Olivia, meanwhile, pursues her own course. Busy with her newspaper, she doesn't intend to rediscover her ex-husband, Bobby Tree, and she certainly doesn't intend to fall into bed with him and back into love with him, but all of those things happen. After she becomes pregnant and they decide to remarry, he comes to her and says, "I am a sergeant in the United States Marine Corps. I have been called to duty by the commander in chief, and I will go and do my work." After he is finished speaking, Olivia says, "When you come back will you quit the reserves?" "I'm a Marine, Olivia. I take it seriously." "So do I, Bobby," Olivia says, surprisingly heartfelt.

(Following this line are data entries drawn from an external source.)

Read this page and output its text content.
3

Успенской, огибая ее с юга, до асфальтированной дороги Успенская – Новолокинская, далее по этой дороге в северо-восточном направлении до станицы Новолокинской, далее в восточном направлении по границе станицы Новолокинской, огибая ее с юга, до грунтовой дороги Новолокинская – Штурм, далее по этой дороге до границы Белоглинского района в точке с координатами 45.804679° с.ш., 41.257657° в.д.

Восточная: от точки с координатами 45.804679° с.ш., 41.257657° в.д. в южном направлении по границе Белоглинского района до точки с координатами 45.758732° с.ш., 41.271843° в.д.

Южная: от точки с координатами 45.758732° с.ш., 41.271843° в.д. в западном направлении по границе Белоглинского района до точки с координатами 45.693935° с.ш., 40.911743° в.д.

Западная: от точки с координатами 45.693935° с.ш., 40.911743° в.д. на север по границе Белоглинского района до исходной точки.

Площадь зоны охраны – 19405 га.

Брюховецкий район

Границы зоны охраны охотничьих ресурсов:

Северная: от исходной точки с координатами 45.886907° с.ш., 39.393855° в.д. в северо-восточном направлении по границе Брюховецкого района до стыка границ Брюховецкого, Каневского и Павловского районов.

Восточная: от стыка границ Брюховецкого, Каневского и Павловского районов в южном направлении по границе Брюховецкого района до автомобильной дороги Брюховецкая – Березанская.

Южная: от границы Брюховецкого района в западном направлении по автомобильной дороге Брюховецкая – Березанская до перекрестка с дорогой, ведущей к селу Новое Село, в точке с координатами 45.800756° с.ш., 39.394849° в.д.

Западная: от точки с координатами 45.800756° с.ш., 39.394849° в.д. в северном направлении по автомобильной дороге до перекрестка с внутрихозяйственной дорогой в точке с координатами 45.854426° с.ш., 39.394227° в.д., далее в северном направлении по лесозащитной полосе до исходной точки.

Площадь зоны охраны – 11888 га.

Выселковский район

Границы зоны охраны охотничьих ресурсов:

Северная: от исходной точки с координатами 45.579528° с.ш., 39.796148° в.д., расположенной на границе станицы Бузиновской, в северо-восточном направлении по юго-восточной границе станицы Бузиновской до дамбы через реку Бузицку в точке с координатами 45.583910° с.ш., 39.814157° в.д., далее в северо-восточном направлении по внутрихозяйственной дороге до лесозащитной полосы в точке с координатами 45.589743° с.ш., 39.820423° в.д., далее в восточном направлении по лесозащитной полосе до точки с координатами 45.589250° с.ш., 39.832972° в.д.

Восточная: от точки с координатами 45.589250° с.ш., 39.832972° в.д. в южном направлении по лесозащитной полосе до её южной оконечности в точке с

All of the women in "A Dangerous Age" are attached to the war on terrorism, and all take it seriously, not only because the men they love are in its path, but because, as Olivia says, she loves "the dark, sweet heart of the American people, and I trust them to keep the ship of state sailing on through any storm." Too skilled a writer to attempt to win over a readership by lecturing it, Gilchrist shows us a world filled with characters racing toward happiness even though sorrow and loss hover over all of them.